Единственным «позитивным выводом» будет здесь разве только то, что из пепла этого бессилия возрождается факт говорения. Обращение Юсуповой к Виталию Игоревичу Мингазову написано после чтения судебного протокола – и, значит, это оно противопоставлено ему, перпендикулярно ему.

В Dead Dad есть и другие интонации: например, в тексте «Люцифер-5» Юсупова дает волю саркастической фантазии, и вот с аморфной бессмыслицей (которая внеположна сконструированной победоносной реальности) сталкивается некто Мединский – он сидит в машине, упавшей на дно водоема.
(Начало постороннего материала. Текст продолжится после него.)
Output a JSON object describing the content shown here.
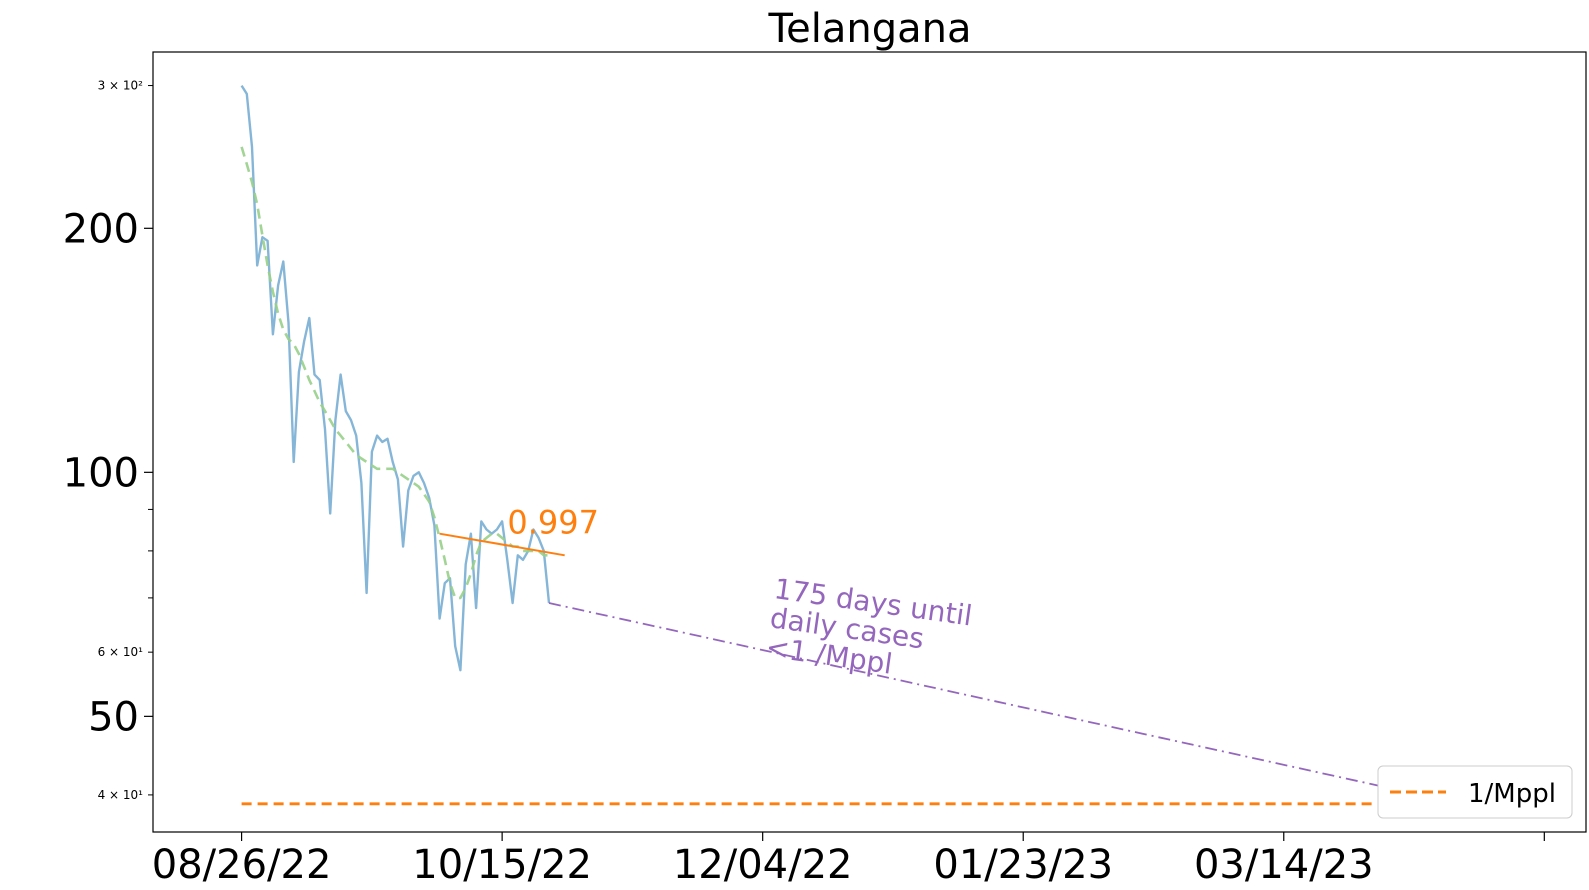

Скрупулезные описания в этом стихотворении на первый взгляд напоминают сериальные тексты Дмитрия Данилова или Валерия Нугатова – с той разницей, что часто недооцениваемый прием дает совсем иные эмоциональные результаты и сарказм в какой-то момент замещается ужасом. Поэзия Юсуповой – это экстремальная эмпатия.

 



[1] Несколько таких стихотворений есть и в Dead Dad, например, «колумбийский крест».

[2] Состав воздуха: Хроника поэтического книгоиздания в аннотациях и цитатах // Воздух, 2016, № 3–4. – С. 278.

[3] Резникофф Ч. Холокост / пер. с англ. А. Сен-Сенькова, предисл. И. Кукулина. – СПб.: Порядок слов, 2016.